Signs of laying workers (may see one or more of these:

o  multiple eggs (three or more) in worker cells.
o  multple eggs (three or more) on top of cells half filled with pollen.
o  drone cappings on worker sized cells.
o  eggs on the sides of the cells and not in the bottom (except maybe on drone sized cells)

>I have been having problems with my new hive not being able to find the queen and not seeing a good brood pattern like in my established hive.

Not a good brood pattern or NO worker brood whatsoever?  With a laying worker you will see no worker brood whatsoever.  Just drones and multiple eggs.

>The packabe was installed the end of April, so there must be something going on that there are still a good number of bees in it.
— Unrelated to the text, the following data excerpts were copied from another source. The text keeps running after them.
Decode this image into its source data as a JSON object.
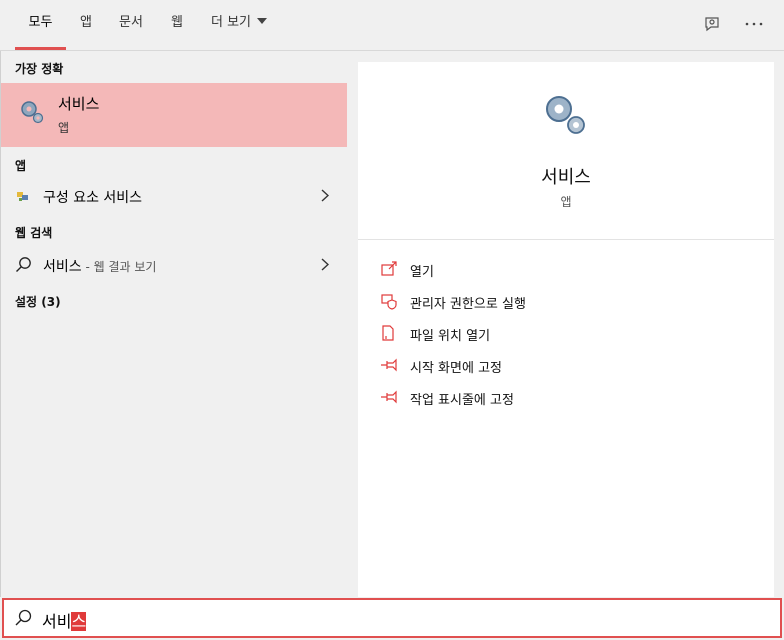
{
  "tabs": [
    {
      "label": "모두",
      "active": true
    },
    {
      "label": "앱"
    },
    {
      "label": "문서"
    },
    {
      "label": "웹"
    },
    {
      "label": "더 보기"
    }
  ],
  "toolbar": {
    "feedback_icon": "feedback-icon",
    "more_icon": "more-icon"
  },
  "left": {
    "best_header": "가장 정확",
    "best": {
      "title": "서비스",
      "sub": "앱",
      "icon": "services-gear-icon"
    },
    "apps_header": "앱",
    "apps": [
      {
        "label": "구성 요소 서비스",
        "icon": "component-services-icon"
      }
    ],
    "web_header": "웹 검색",
    "web": [
      {
        "label": "서비스",
        "suffix": " - 웹 결과 보기",
        "icon": "search-icon"
      }
    ],
    "settings_header": "설정 (3)"
  },
  "detail": {
    "name": "서비스",
    "type": "앱",
    "icon": "services-gear-icon",
    "actions": [
      {
        "label": "열기",
        "icon": "open-icon"
      },
      {
        "label": "관리자 권한으로 실행",
        "icon": "admin-shield-icon"
      },
      {
        "label": "파일 위치 열기",
        "icon": "file-location-icon"
      },
      {
        "label": "시작 화면에 고정",
        "icon": "pin-icon"
      },
      {
        "label": "작업 표시줄에 고정",
        "icon": "pin-icon"
      }
    ]
  },
  "search": {
    "typed": "서비",
    "selected": "스",
    "icon": "search-icon"
  },
  "colors": {
    "accent": "#e05050",
    "highlight": "#f4b8b8",
    "selection": "#e03a3a"
  }
}
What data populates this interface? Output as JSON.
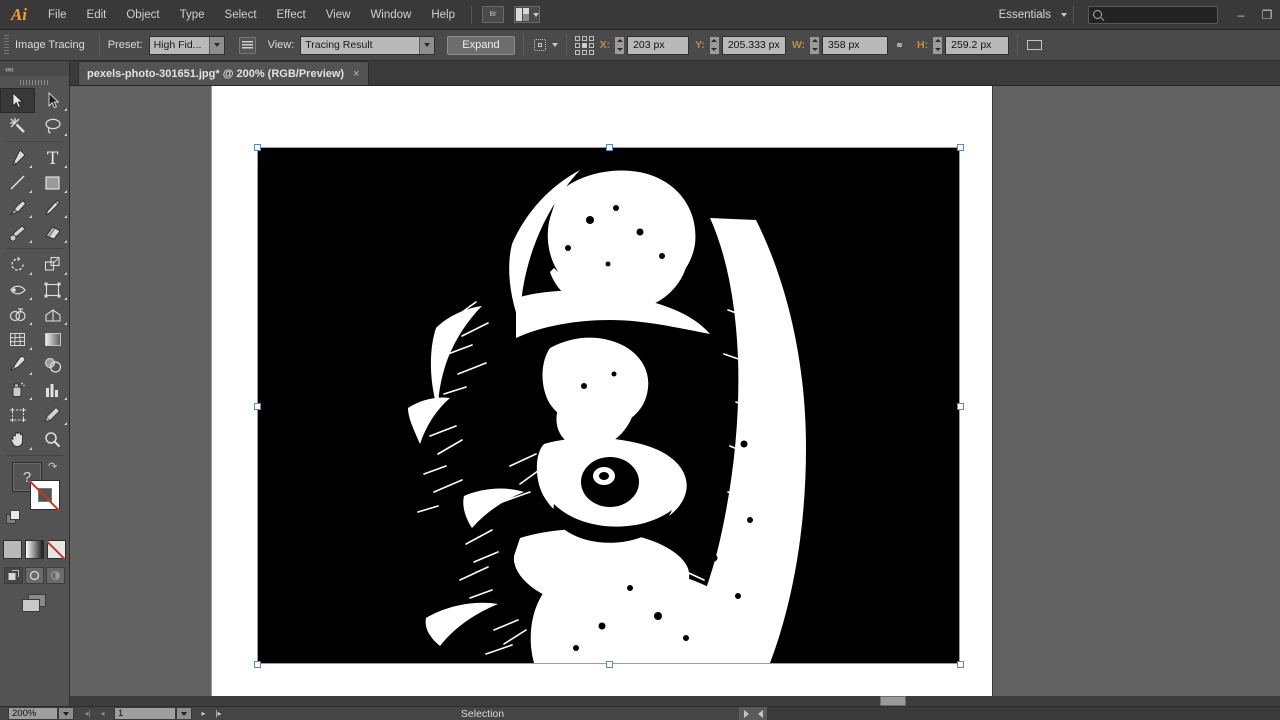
{
  "app": {
    "name": "Adobe Illustrator",
    "logo": "Ai"
  },
  "menubar": {
    "items": [
      "File",
      "Edit",
      "Object",
      "Type",
      "Select",
      "Effect",
      "View",
      "Window",
      "Help"
    ],
    "bridge_label": "Br",
    "workspace": "Essentials",
    "search_placeholder": "",
    "search_value": "",
    "minimize": "–",
    "restore": "❐"
  },
  "controlbar": {
    "panel_title": "Image Tracing",
    "preset_label": "Preset:",
    "preset_value": "High Fid...",
    "view_label": "View:",
    "view_value": "Tracing Result",
    "expand_label": "Expand",
    "x_label": "X:",
    "x_value": "203 px",
    "y_label": "Y:",
    "y_value": "205.333 px",
    "w_label": "W:",
    "w_value": "358 px",
    "h_label": "H:",
    "h_value": "259.2 px"
  },
  "tabs": [
    {
      "title": "pexels-photo-301651.jpg* @ 200% (RGB/Preview)",
      "close": "×",
      "active": true
    }
  ],
  "toolbar": {
    "collapse": "««",
    "tools": [
      {
        "name": "selection-tool",
        "active": true
      },
      {
        "name": "direct-selection-tool",
        "active": false
      },
      {
        "name": "magic-wand-tool",
        "active": false
      },
      {
        "name": "lasso-tool",
        "active": false
      },
      {
        "name": "pen-tool",
        "active": false
      },
      {
        "name": "type-tool",
        "active": false
      },
      {
        "name": "line-segment-tool",
        "active": false
      },
      {
        "name": "rectangle-tool",
        "active": false
      },
      {
        "name": "paintbrush-tool",
        "active": false
      },
      {
        "name": "pencil-tool",
        "active": false
      },
      {
        "name": "blob-brush-tool",
        "active": false
      },
      {
        "name": "eraser-tool",
        "active": false
      },
      {
        "name": "rotate-tool",
        "active": false
      },
      {
        "name": "scale-tool",
        "active": false
      },
      {
        "name": "width-tool",
        "active": false
      },
      {
        "name": "free-transform-tool",
        "active": false
      },
      {
        "name": "shape-builder-tool",
        "active": false
      },
      {
        "name": "perspective-grid-tool",
        "active": false
      },
      {
        "name": "mesh-tool",
        "active": false
      },
      {
        "name": "gradient-tool",
        "active": false
      },
      {
        "name": "eyedropper-tool",
        "active": false
      },
      {
        "name": "blend-tool",
        "active": false
      },
      {
        "name": "symbol-sprayer-tool",
        "active": false
      },
      {
        "name": "column-graph-tool",
        "active": false
      },
      {
        "name": "artboard-tool",
        "active": false
      },
      {
        "name": "slice-tool",
        "active": false
      },
      {
        "name": "hand-tool",
        "active": false
      },
      {
        "name": "zoom-tool",
        "active": false
      }
    ],
    "fill_value": "?",
    "stroke_value": "none",
    "color_modes": [
      "color",
      "gradient",
      "none"
    ],
    "draw_modes": [
      "draw-normal",
      "draw-behind",
      "draw-inside"
    ],
    "screen_mode": "change-screen-mode"
  },
  "document": {
    "artboard_background": "#ffffff",
    "canvas_background": "#626262",
    "image_background": "#000000",
    "image_foreground": "#ffffff",
    "selection_color": "#7ba4d9",
    "subject": "traced high-contrast portrait of bearded man"
  },
  "statusbar": {
    "zoom": "200%",
    "page": "1",
    "status": "Selection"
  }
}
Someone in my local beekeeping association suggested laying workers.

I wouldn't assume that unless you see multiple eggs.  If you don't have multiple eggs, you don't have a laying worker.  If you have worker brood, you don't have a laying worker.

>Can workers lay fertile eggs?

Rare if ever.  Basically, for all practical purposes, no.

>Will they produce worker and drones?

No.

>If that's what's going on should I just write off this hive and try again next year?

How many bees are there?  You can always combine them and do a split later if they are doing ok.

>I have already been through two queens in addition to the original one, but they don't seem to be willing to accept a new queen.

That's typical of laying workers.

You can always give them some eggs/brood and see what happens.  Sometimes a laying worker hive will raise a queen from them and sometimes the laying workers will tear them back down.  But it's one possible solution.  If you have multiple eggs and not many bees, I'd just remove the equipment and shake them out in front of the other hives.